In talking to IRS agents through this amnesty period they have taken the position that people who didn’t file FBARs did so intentionally, knowing that they had an obligation to file and consciously choosing to not disclose the accounts.

A giant OMFG WTF r u thnkg to that.

IRS people, listen. “If you are innocent, why were you arrested?” is not an appropriate question for a judge to ask, and “If you have a foreign bank account you must be a deliberate tax cheat” is a wrong assumption on your part.

Again it is the common pattern — the person is an immigrant who became a U.S. citizen. He has relatives in his home country. In this case, his mother added his name on her bank account.

Editorial aside: I want to point out to the IRS personnel reading this that the vast bulk of people who run afoul of the requirement for filing Form TD F 90-22.1 are in fact resoundingly average people doing remarkably average things. A mother adding her son on an account isn’t exactly tax cheat territory, is it?

The amount in question barely exceeds the $10,000 threshold. This is his mother’s retirement savings.

Editorial aside: I want to point out to the IRS personnel reading this that the vast bulk of the people who run afoul of the requirement for filing Form TD F 90-22.1 are in fact small potatoes in this great stew pot of life. We’re not talking about millions of dollars. In many cases we’re not even talking hundreds of thousands. The Treasury is not at risk here.

My caller had a high level of fear.

Editorial aside: I want to point out to the IRS personnel reading this that the recent enforcement effort against persons with undisclosed foreign accounts has caused severe emotional stress to ordinary people with ordinary amounts of money at risk. My caller’s fear is typical of the dozens and dozens of people I have talked to over the last 6 months.

What should my caller do?

I suggested he file a late Form TD F 90-22.1. Fill in Part IV — where he says he has signature control but it is not his money. File it.

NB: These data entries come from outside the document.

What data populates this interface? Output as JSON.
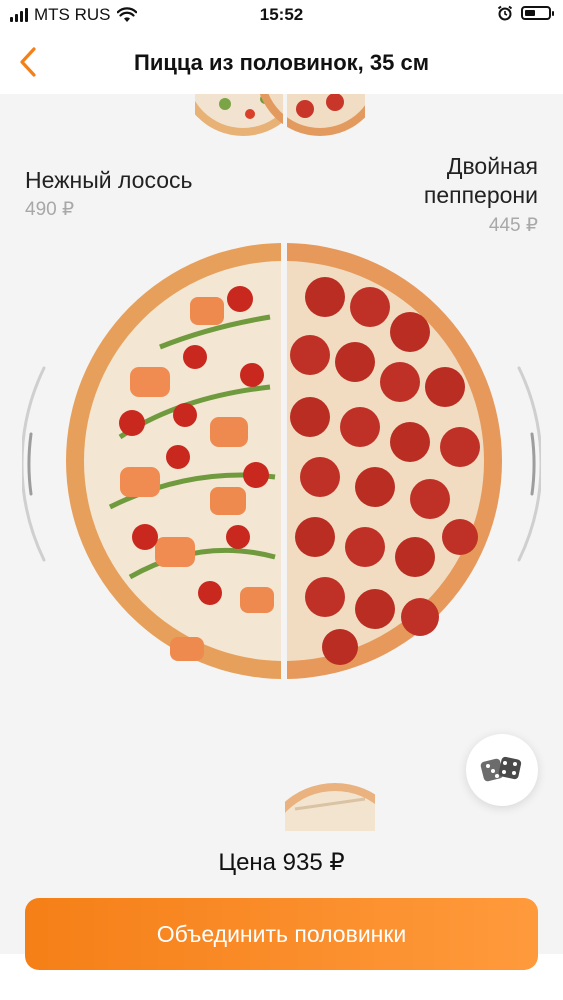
{
  "status_bar": {
    "carrier": "MTS RUS",
    "time": "15:52",
    "icons": [
      "signal-icon",
      "wifi-icon",
      "alarm-icon",
      "battery-icon"
    ]
  },
  "header": {
    "title": "Пицца из половинок, 35 см",
    "back_icon": "chevron-left-icon",
    "accent_color": "#f57f17"
  },
  "halves": {
    "left": {
      "name": "Нежный лосось",
      "price": "490 ₽"
    },
    "right": {
      "name": "Двойная пепперони",
      "price": "445 ₽"
    }
  },
  "random_button": {
    "icon": "dice-icon"
  },
  "footer": {
    "price_text": "Цена 935 ₽",
    "combine_label": "Объединить половинки",
    "button_color": "#f57f17"
  }
}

I suggested that for two reasons. One is that the amounts involved are trivial. The IRS holds a massive cudgel behind its back — the power to impose life-altering financial penalties at the whim of the IRS agent auditing your file. For my caller I figure that the IRS would have a hard time beating him up with a massive FBAR penalty.

Editorial aside: I want to point out to the IRS personnel reading this that you don’t get an “Atta boy!” for holding a weapon, threatening a person with grave harm, then deciding at the last minute to withhold infliction of pain. Such actions by a parent would cause psychosis in a child.

The second reason I suggested that he file the late TD F 90-22.1 in this case was because of Notice 2009-62. This gives an extension of time until June 30, 2010 to file the form in certain cases, and his sounded like it would qualify.

Editorial aside: in case you haven’t figured it out, I am completely dim on the justification for and efficacy of the recently-deceased Voluntary Disclosure Program for disclosure of foreign financial accounts.

Let me put it more clearly. I believe the IRS program in fact caused ordinary citizens to make conscious decisions to break the law. They made these decisions because the penalty structure for doing the right thing was either incredibly punitive or murkier than a Louisiana swamp at midnight.

Regression to the mean, IRS. You’re going to find that voluntary taxpayer compliance rates will trend down to European levels. You’ve trained people to violate the law.

Oblig. disclaimer, warning shot, and pre-emptive strike

Your situation has nothing to do with my caller’s situation. This is not legal advice to you. You’d be a damned fool to read something on the internet and do exactly as it says without getting some sane advice first. This post — and in fact everything I write on the blog — is not legal or tax advice to you.